Revealed: the ‘90210’ teen coming out is…
Not long ago, the creative minds over at the new “90210,” realizing that “Degrassi: The Next Generation” had already beaten them to the punch a few years ago with a gay teenager storyline (they’re already working with a transgender plot, that’s how much more progressive they are in Canada), decided it was time to lumber forward into the present and provide the kids at West Beverly a chance to forge new understandings about human sexuality. Enter Trevor Donovan’s character, Teddy Montgomery. And he’s already a part of the cast; we just weren’t made aware that he was checking out the guys instead of the girls. In the new season Teddy will go public with his orientation and fall for an equally impossibly handsome student played by Kyle Riabko (the young man who took over for Jonathan Groff in “Spring Awakening” on Broadway). Mutual shirtlessness is bound to ensue.

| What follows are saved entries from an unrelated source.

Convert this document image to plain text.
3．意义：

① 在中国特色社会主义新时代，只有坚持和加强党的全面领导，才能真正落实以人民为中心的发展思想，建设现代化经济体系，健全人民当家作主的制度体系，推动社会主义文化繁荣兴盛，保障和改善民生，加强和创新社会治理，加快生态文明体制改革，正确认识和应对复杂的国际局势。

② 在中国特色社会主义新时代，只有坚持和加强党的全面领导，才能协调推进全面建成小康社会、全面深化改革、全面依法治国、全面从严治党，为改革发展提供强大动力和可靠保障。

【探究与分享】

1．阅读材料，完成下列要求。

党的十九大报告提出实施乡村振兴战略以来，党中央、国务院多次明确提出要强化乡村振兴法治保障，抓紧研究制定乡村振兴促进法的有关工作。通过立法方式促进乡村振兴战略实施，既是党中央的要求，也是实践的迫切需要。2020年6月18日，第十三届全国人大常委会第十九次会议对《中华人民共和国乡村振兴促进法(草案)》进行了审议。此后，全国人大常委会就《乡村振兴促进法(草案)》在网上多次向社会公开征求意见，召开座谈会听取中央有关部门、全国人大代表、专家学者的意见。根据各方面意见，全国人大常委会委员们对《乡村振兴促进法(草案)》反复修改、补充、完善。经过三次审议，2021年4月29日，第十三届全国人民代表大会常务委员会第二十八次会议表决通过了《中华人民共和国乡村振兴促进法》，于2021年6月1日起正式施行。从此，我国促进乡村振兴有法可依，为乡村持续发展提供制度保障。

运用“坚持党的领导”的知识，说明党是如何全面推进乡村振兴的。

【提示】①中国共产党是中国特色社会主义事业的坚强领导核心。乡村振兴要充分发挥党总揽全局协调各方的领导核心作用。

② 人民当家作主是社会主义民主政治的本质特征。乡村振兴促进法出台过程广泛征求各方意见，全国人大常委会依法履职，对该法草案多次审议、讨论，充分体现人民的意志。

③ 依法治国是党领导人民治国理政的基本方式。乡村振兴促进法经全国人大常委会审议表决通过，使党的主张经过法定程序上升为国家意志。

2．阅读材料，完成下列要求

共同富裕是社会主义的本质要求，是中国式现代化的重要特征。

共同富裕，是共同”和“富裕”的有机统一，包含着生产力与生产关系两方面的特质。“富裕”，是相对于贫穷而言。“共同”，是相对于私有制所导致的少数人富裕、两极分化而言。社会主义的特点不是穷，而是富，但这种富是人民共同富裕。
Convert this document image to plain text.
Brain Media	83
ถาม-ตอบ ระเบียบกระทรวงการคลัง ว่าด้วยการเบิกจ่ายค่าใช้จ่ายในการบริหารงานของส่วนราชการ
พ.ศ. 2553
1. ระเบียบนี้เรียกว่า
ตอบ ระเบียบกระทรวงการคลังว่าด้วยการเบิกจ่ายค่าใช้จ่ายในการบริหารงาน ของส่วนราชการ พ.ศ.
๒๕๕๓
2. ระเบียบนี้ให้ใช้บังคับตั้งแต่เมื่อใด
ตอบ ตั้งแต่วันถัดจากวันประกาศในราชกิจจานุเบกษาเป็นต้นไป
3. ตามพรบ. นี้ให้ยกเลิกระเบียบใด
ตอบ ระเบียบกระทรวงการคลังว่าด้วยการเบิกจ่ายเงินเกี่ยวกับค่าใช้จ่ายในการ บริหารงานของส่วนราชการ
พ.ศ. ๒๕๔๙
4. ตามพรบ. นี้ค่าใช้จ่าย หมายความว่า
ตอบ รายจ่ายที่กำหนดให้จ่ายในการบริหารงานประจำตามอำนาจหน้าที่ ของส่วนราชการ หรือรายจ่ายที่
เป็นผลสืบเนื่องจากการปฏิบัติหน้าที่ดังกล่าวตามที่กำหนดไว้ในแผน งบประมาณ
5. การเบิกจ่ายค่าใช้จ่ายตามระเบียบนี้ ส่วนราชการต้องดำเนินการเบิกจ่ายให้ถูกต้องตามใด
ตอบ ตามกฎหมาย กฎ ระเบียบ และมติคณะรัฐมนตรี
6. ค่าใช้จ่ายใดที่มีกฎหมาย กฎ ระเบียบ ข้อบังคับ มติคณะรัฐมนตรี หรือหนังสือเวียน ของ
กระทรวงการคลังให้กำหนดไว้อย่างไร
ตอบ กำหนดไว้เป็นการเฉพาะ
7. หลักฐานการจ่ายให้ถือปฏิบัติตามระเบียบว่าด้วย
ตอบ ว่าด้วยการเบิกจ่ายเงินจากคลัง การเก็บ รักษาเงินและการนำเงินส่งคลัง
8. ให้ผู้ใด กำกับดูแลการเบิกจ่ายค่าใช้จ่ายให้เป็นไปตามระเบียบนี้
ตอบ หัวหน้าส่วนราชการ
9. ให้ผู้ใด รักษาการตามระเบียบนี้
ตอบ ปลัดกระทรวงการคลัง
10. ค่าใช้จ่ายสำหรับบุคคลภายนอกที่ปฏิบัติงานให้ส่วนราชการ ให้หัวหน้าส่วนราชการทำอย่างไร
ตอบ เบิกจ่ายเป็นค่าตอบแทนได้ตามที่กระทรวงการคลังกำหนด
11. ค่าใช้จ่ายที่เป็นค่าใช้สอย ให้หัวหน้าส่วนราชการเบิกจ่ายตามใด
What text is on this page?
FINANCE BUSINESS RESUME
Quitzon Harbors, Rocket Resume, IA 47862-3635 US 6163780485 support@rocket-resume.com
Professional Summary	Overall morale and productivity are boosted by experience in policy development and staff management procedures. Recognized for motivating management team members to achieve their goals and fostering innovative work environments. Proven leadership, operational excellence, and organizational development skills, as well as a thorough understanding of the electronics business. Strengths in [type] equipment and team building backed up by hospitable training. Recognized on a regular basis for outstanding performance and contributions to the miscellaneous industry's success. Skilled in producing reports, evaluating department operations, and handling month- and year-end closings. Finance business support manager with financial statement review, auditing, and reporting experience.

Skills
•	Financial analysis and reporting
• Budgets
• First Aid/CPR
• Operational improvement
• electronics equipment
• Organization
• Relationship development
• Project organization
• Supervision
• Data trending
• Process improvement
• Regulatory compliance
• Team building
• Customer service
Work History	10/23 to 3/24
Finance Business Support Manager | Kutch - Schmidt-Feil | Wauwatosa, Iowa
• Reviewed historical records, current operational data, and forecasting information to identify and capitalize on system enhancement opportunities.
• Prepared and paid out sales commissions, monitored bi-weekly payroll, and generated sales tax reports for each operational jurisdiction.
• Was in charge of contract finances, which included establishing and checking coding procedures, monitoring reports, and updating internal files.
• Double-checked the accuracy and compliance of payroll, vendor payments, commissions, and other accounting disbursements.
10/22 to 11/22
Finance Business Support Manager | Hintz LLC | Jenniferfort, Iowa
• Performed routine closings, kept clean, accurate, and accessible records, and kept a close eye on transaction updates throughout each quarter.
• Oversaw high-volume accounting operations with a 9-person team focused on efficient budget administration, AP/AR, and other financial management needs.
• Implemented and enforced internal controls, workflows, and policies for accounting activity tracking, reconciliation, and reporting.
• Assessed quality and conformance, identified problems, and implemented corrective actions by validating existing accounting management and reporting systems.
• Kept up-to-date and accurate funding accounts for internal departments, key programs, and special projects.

‘Law & Order”s Prop. 8 slate
It’s been settled (ish) in real life; now it’s Prop. 8’s turn to get its day in court on episodic television. As you may or may not be aware, California’s Proposition 8 removed the rights of gay and lesbian citizens to marry, thanks to a ballot measure popular vote and a lot of Church of Latter Day Saints cash. Recently it was overturned, allowing Californians once again to live in the blissful state of marriage equality. And thanks to its history of ripping stories from the headlines, the latest “Law & Order” franchise, “Law & Order: Los Angeles,” will explore the issue in an early episode when the series debuts this fall. The big names in the regular cast are, so far, Skeet Ulrich, Alfred Molina, Terrence Howard and Regina Hall. Which one of their characters will be most personally affected by the plotline? Tune in this fall and listen for that “chunk-chunk” sound to find out.
‘Golden Girls’ gets new life … in Spain
You “Golden Girls” superfans probably already knew this, but were the rest of you aware that other countries have already taken the “funny senior ladies living together” storyline and run with it? In the U.K. there was “Brighton Belles”; in Russia, “Bolshie Devochki”; and in Greece, “Chrysa Koritsia.” Well now it’s Spain’s turn to reinterpret the “Girls” with “Chicas de oro” (literally translated: Girls of Gold). What’s sure to interest some gay fans is the presence of longtime Pedro Almodovar muse Carmen Maura as one of the four friends. The others are Spanish stars Concha Velasco, Lola Herrara and Alicia Hermida. Now, unless you’ve got some kind of super-satellite TV system that broadcasts international channels directly into your home, you’ll have to wait until the DVDs hit the Spanish market to see this thing. And then need an all-region DVD player. But really, what devotion!